Acting Attorney General Todd Blanche told attendees at Bitcoin 2026 the Justice Department will not prosecute developers who merely write code others misuse.

Acting Attorney General Todd Blanche told software developers at the Bitcoin 2026 conference on Monday that the Justice Department will not prosecute people solely for writing code that others misuse. He spoke on a panel with FBI Director Kash Patel after a question from Coinbase’s chief legal officer about recent prosecutions.

Blanche told attendees that developers who do not assist third parties in committing crimes will not be investigated or charged. He said enforcement will turn on concrete facts such as sanctions evasion or money laundering, not on the act of writing software alone.

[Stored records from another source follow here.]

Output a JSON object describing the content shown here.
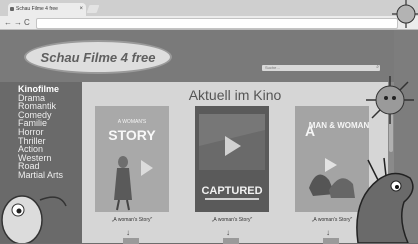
{
  "browser": {
    "tab_title": "Schau Filme 4 free",
    "nav_icons": [
      "back-icon",
      "forward-icon",
      "reload-icon"
    ]
  },
  "site": {
    "logo": "Schau Filme 4 free",
    "search_placeholder": "Suche…"
  },
  "sidebar": {
    "items": [
      {
        "label": "Kinofilme",
        "active": true
      },
      {
        "label": "Drama"
      },
      {
        "label": "Romantik"
      },
      {
        "label": "Comedy"
      },
      {
        "label": "Familie"
      },
      {
        "label": "Horror"
      },
      {
        "label": "Thriller"
      },
      {
        "label": "Action"
      },
      {
        "label": "Western"
      },
      {
        "label": "Road"
      },
      {
        "label": "Martial Arts"
      }
    ]
  },
  "main": {
    "heading": "Aktuell im Kino",
    "movies": [
      {
        "poster_top": "A WOMAN'S",
        "poster_title": "STORY",
        "caption": "„A woman's Story\""
      },
      {
        "poster_top": "",
        "poster_title": "CAPTURED",
        "caption": "„A woman's Story\""
      },
      {
        "poster_top": "A",
        "poster_title": "MAN & WOMAN",
        "caption": "„A woman's Story\""
      }
    ]
  },
  "colors": {
    "page_bg": "#6d6d6d",
    "content_bg": "#d6d6d6",
    "logo_bg": "#dedede"
  }
}
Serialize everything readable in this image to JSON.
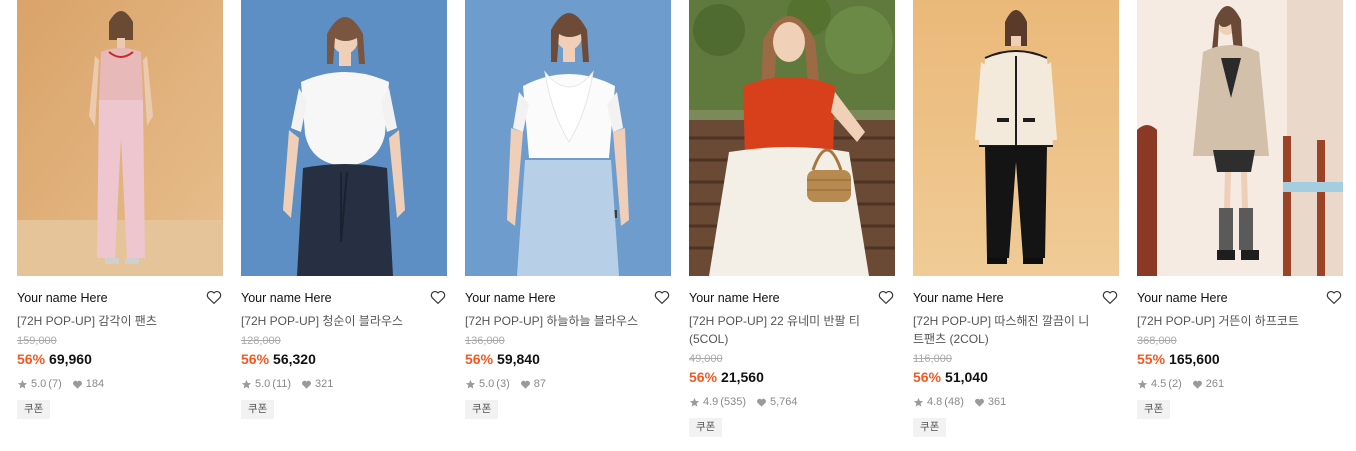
{
  "products": [
    {
      "brand": "Your name Here",
      "title": "[72H POP-UP] 감각이 팬츠",
      "original_price": "159,000",
      "discount": "56%",
      "price": "69,960",
      "rating": "5.0",
      "reviews": "(7)",
      "likes": "184",
      "coupon": "쿠폰",
      "photo": "model-pink-sleeveless-top-pink-pants"
    },
    {
      "brand": "Your name Here",
      "title": "[72H POP-UP] 청순이 블라우스",
      "original_price": "128,000",
      "discount": "56%",
      "price": "56,320",
      "rating": "5.0",
      "reviews": "(11)",
      "likes": "321",
      "coupon": "쿠폰",
      "photo": "model-white-blouse-navy-skirt"
    },
    {
      "brand": "Your name Here",
      "title": "[72H POP-UP] 하늘하늘 블라우스",
      "original_price": "136,000",
      "discount": "56%",
      "price": "59,840",
      "rating": "5.0",
      "reviews": "(3)",
      "likes": "87",
      "coupon": "쿠폰",
      "photo": "model-ruffle-blouse-blue-skirt"
    },
    {
      "brand": "Your name Here",
      "title": "[72H POP-UP] 22 유네미 반팔 티 (5COL)",
      "original_price": "49,000",
      "discount": "56%",
      "price": "21,560",
      "rating": "4.9",
      "reviews": "(535)",
      "likes": "5,764",
      "coupon": "쿠폰",
      "photo": "model-orange-tee-white-skirt-basket-bag"
    },
    {
      "brand": "Your name Here",
      "title": "[72H POP-UP] 따스해진 깔끔이 니트팬츠 (2COL)",
      "original_price": "116,000",
      "discount": "56%",
      "price": "51,040",
      "rating": "4.8",
      "reviews": "(48)",
      "likes": "361",
      "coupon": "쿠폰",
      "photo": "model-cream-cardigan-black-pants"
    },
    {
      "brand": "Your name Here",
      "title": "[72H POP-UP] 거뜬이 하프코트",
      "original_price": "368,000",
      "discount": "55%",
      "price": "165,600",
      "rating": "4.5",
      "reviews": "(2)",
      "likes": "261",
      "coupon": "쿠폰",
      "photo": "model-beige-coat-chair"
    }
  ],
  "colors": {
    "discount": "#f15a24",
    "price": "#111111",
    "muted": "#8a8a8a",
    "coupon_bg": "#f2f2f2"
  }
}
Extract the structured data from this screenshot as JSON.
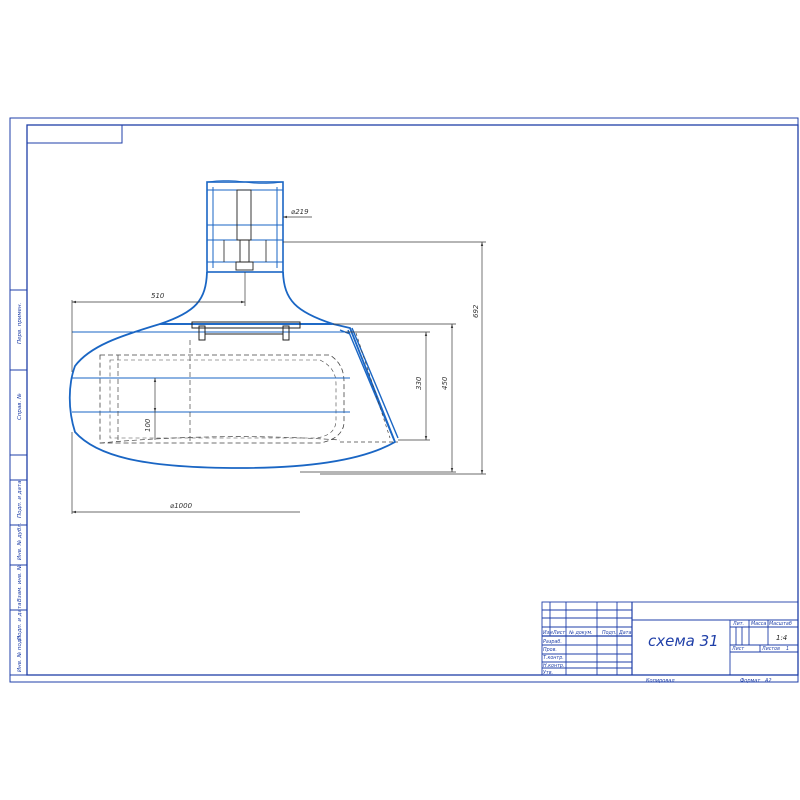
{
  "dimensions": {
    "d_pipe": "⌀219",
    "d_drum": "⌀1000",
    "half_width": "510",
    "total_height": "692",
    "h_450": "450",
    "h_330": "330",
    "h_100": "100"
  },
  "side_stamps": [
    "Перв. примен.",
    "Справ. №",
    "Подп. и дата",
    "Инв. № дубл.",
    "Взам. инв. №",
    "Подп. и дата",
    "Инв. № подл."
  ],
  "title_block": {
    "drawing_name": "схема 31",
    "scale": "1:4",
    "sheet_label": "Лист",
    "sheets_label": "Листов",
    "sheets_count": "1",
    "col_headers": [
      "Лит.",
      "Масса",
      "Масштаб"
    ],
    "row_headers": [
      "Изм.",
      "Лист",
      "№ докум.",
      "Подп.",
      "Дата"
    ],
    "role_labels": [
      "Разраб.",
      "Пров.",
      "Т.контр.",
      "Н.контр.",
      "Утв."
    ],
    "copied_label": "Копировал",
    "format_label": "Формат",
    "format_value": "А2"
  },
  "colors": {
    "frame": "#1f3fa8",
    "outline": "#1a66c4",
    "dims": "#3a3a3a",
    "hidden": "#444444"
  }
}
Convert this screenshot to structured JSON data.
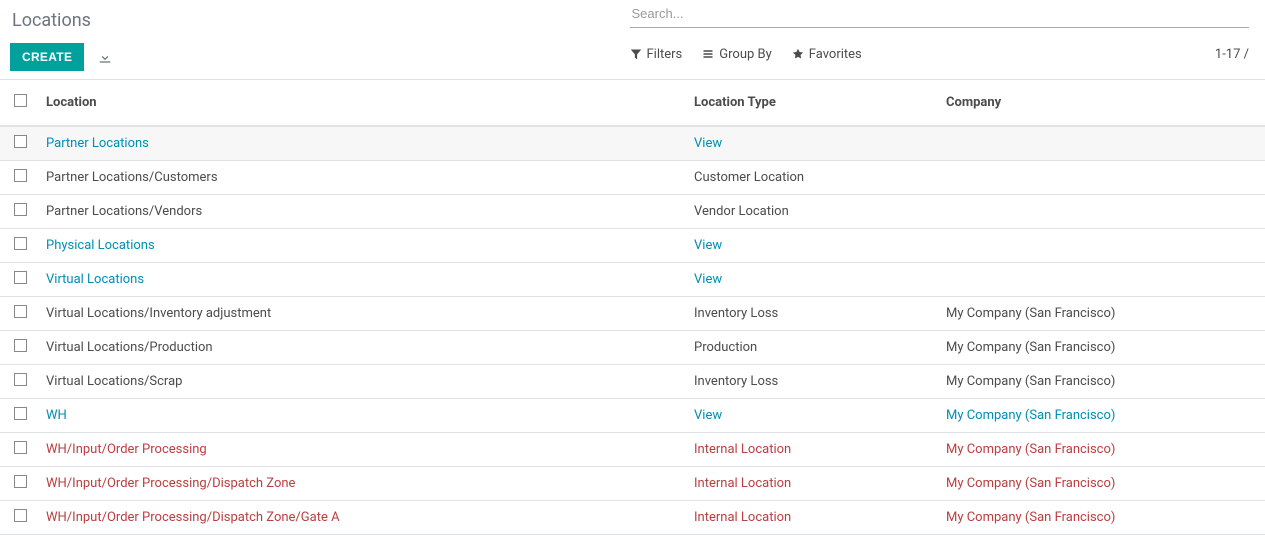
{
  "header": {
    "title": "Locations",
    "create_label": "CREATE",
    "search_placeholder": "Search..."
  },
  "filters": {
    "filters_label": "Filters",
    "groupby_label": "Group By",
    "favorites_label": "Favorites"
  },
  "pager": {
    "text": "1-17 /"
  },
  "columns": {
    "location": "Location",
    "type": "Location Type",
    "company": "Company"
  },
  "rows": [
    {
      "location": "Partner Locations",
      "type": "View",
      "company": "",
      "style": "blue",
      "hl": true
    },
    {
      "location": "Partner Locations/Customers",
      "type": "Customer Location",
      "company": "",
      "style": "plain"
    },
    {
      "location": "Partner Locations/Vendors",
      "type": "Vendor Location",
      "company": "",
      "style": "plain"
    },
    {
      "location": "Physical Locations",
      "type": "View",
      "company": "",
      "style": "blue"
    },
    {
      "location": "Virtual Locations",
      "type": "View",
      "company": "",
      "style": "blue"
    },
    {
      "location": "Virtual Locations/Inventory adjustment",
      "type": "Inventory Loss",
      "company": "My Company (San Francisco)",
      "style": "plain"
    },
    {
      "location": "Virtual Locations/Production",
      "type": "Production",
      "company": "My Company (San Francisco)",
      "style": "plain"
    },
    {
      "location": "Virtual Locations/Scrap",
      "type": "Inventory Loss",
      "company": "My Company (San Francisco)",
      "style": "plain"
    },
    {
      "location": "WH",
      "type": "View",
      "company": "My Company (San Francisco)",
      "style": "blue"
    },
    {
      "location": "WH/Input/Order Processing",
      "type": "Internal Location",
      "company": "My Company (San Francisco)",
      "style": "red"
    },
    {
      "location": "WH/Input/Order Processing/Dispatch Zone",
      "type": "Internal Location",
      "company": "My Company (San Francisco)",
      "style": "red"
    },
    {
      "location": "WH/Input/Order Processing/Dispatch Zone/Gate A",
      "type": "Internal Location",
      "company": "My Company (San Francisco)",
      "style": "red"
    }
  ]
}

The remarks come as prosecutions tied to crypto mixing services remain active. Roman Storm, the developer of Tornado Cash, was convicted last year of conspiracy to operate an unlicensed money-transmitting business; jurors could not reach verdicts on charges of conspiracy to commit money laundering and to violate U.S. sanctions. In a separate case, Samourai Wallet co-founders Keonne Rodriguez and William Lonergan Hill were convicted and sentenced in November in a case over a bitcoin mixing service.

Blanche became acting attorney general after the removal of the former DOJ head Pam Bondi. He said investigators will look for evidence that a developer knowingly facilitated criminal activity rather than treating coding itself as a crime, and he warned that investigative methods at the department have changed.

While serving as deputy attorney general, Blanche issued guidance urging prosecutors not to use criminal cases to impose regulatory frameworks on digital assets and recommending that civil regulators handle oversight when appropriate.

Patel used the panel to describe FBI priorities, emphasizing work against “pig butchering” scams in which fraudsters build relationships to extract money from victims. Patel noted the bureau plans field operations in Cambodia, Burma and Thailand this summer to target those networks and to distinguish fraud from lawful uses of virtual assets.

Blanche added that prosecutors will look for proof of knowing assistance or intent to launder money or evade sanctions, and that those facts will guide charging decisions.